It's been almost 3 years and 3 months since we moved back to Watseka. For those of you who were with us during that journey you're thinking "wow, time flies." For those of you who weren't with us, well, you missed quite the adventurous time in our life. Just a quick recap: Andrew wanted to move back to Illinois to work for his dad's company. I had no desire to move back. I loved my life in Iowa: close to my family, job I loved, friends, a church that had cared for us through a difficult time...but I also felt that I needed to follow if he had strong feelings about moving. So we made a compromise. We would put our house on the market, and if it sold we would move. I thought the housing market was in my corner, so I felt confident we'd be able to stay in Orange City one more year and maybe by then Andrew would change his mind. God laughed at my plans. Two days after our house was on the market we had an offer for full asking price. Because I was 30 weeks pregnant with Aaron at that time we decided to move right away rather than move in my parents basement until after baby was born. So at 32 weeks pregnant, we loaded up the truck and moved to...well, not Beverly.
I have two verses marked in my Bible that really hit me in that week that we put our house on the market, Isaiah 43:18-19: "Forget the former things; do not dwell on the past. See, I am doing a new thing! Now it springs up; do you not perceive it? I am making a way in the desert and streams in the wasteland."
I would like to say that as soon as we moved here I was able to let go of the past and praise God for the new thing He was doing, but I was far from being joyful about the situation. Aaron was born about 6 weeks after we moved there and I remember rocking him in a chair, reading those verses, and weeping that I felt like I was in the wasteland. I kept trusting that God was doing a new thing, but I didn't see it. And as time went on I continued to dwell on the past, holding on to the dreams I had wanted.
But God is so good. He was doing a new thing, He does provide streams in the wasteland. Three years after moving I can see where He was working. He has provided in so many ways. But part of what I needed to do was forget the former things. Not a literal amnesia (although that might have been less painful), but to let go of what I had wanted. It was a process. It didn't happen overnight or with one prayer. It was a process of making a new life and relying on God even when I would have rather taken life in my own hands. Trust me, there were plenty of times I had thought about packing the van back up and moving back to Iowa.

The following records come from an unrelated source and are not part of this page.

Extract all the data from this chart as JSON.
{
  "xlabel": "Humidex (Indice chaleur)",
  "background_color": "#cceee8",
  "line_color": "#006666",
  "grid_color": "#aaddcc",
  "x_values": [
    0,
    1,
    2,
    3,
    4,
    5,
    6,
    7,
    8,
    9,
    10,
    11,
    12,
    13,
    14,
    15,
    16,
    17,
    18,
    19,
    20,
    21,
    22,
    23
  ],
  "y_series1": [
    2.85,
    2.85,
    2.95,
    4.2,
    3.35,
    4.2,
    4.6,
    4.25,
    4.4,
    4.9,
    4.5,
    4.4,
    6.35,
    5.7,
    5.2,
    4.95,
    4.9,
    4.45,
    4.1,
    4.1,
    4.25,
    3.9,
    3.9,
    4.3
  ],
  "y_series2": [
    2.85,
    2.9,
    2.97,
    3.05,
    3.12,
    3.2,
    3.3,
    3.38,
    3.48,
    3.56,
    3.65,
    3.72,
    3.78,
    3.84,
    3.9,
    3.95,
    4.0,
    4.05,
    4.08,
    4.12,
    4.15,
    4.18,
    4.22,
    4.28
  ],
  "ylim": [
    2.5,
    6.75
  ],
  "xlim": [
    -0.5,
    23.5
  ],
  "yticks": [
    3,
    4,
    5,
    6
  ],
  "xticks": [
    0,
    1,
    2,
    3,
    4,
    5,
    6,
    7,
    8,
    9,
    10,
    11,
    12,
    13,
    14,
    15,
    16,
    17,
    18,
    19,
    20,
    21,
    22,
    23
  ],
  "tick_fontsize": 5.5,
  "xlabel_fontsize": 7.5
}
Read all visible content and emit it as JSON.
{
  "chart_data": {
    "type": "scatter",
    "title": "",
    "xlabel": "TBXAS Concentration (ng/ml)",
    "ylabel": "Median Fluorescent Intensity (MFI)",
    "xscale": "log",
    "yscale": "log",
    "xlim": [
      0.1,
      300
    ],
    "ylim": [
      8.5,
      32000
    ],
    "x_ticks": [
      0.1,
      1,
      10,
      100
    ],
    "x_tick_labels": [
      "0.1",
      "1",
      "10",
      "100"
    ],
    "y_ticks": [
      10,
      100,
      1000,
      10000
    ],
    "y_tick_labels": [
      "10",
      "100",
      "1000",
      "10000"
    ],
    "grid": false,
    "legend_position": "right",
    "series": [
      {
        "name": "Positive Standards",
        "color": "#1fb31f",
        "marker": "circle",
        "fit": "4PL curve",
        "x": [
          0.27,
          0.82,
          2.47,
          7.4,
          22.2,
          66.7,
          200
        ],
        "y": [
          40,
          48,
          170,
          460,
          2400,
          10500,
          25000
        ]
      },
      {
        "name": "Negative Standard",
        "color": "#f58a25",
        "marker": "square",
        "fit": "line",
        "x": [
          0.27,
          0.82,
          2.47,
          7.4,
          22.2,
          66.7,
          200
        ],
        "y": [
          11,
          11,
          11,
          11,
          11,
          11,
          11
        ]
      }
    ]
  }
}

Don't we all hold on to parts of our past that we really need to let go? Some things were good things, some not so good. We want to look how we did at 18, be the athlete we once were, have an old relationship back, have a chance at a do-over in our career, to have taken a different fork in the road at some point. There are some losses in our lives that we do need to grieve and allow time and God to heal that pain. But we also need to forget some former things and look to the new thing that God is doing.